What was that about British cuisine?

From The Times (and all the other papers):

FOR years Britain has been cast as the poor relation when it comes to food, but last night Heston Blumenthal’s restaurant The Fat Duck, in Bray, Berkshire, was crowned the best in the world.
...
Joe Warwick, the associate editor of Restaurant, said:..."The award is the culmination of what has been happening to cooking in Britain since the mid-1990s and makes it now the best place to eat, especially in London and just outside."


Britain has three other restaurants in the top ten alone.

But like the notion that we still have a football hooligan problem, the myth of the awfulness of British cuisine persists.
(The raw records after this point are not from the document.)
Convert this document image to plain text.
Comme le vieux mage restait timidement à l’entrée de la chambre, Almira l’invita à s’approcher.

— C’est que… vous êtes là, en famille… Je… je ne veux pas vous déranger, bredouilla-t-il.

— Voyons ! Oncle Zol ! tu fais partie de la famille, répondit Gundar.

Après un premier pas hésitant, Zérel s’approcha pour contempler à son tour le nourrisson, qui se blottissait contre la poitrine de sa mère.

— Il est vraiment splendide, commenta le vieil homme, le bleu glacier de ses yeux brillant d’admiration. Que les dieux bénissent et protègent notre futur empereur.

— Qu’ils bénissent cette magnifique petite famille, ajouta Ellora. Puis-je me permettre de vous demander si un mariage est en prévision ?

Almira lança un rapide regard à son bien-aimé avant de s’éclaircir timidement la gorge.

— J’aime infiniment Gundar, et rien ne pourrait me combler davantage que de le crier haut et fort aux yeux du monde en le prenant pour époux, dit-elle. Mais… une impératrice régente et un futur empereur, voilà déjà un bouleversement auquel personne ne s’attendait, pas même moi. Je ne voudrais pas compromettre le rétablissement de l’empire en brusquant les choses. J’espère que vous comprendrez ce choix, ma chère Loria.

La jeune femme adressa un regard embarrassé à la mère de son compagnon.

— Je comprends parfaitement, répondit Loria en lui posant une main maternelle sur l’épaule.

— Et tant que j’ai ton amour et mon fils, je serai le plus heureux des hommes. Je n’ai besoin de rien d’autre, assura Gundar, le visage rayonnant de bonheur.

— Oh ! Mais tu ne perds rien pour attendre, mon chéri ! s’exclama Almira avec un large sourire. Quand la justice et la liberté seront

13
The French and the Americans think we eat blood pudding and spotted dick for every meal.

But it's hard to overstate just how good food-obsessed we have become in the UK. Celebrity chefs rule the airwaves. Jamie Oliver’s attack on turkey twizzlers in schools has made him a national hero. Everything is organic, or 'Taste the Difference', or 'Finest'.

In fairness, the change has happened very quickly. Just 15 years ago, having a ‘sandwich’ in the UK meant a miserly slice of processed ham between two thin slices of soggy bread, with a scrape of Colman’s mustard if you were lucky. A "British Rail sandwich", if you like. Coronation chicken was the very pinnacle of sophistication.

These days it’s all foccacia with rocket and chorizo, or sun-dried tomato and olive rustic loaves with lemon-drizzled tiger prawns and artichoke hearts. Even in pubs. And trains!

Ironically, the restaurant now bearing the weighty title of “best in the world” sells meals so bizarre that one would surely yearn for blood pudding and spotted dick after the first course.

It’s a hyper ‘foodie’ experimental joint selling such delicacies as snail porridge, or green tea and lime mousse dipped in liquid nitrogen.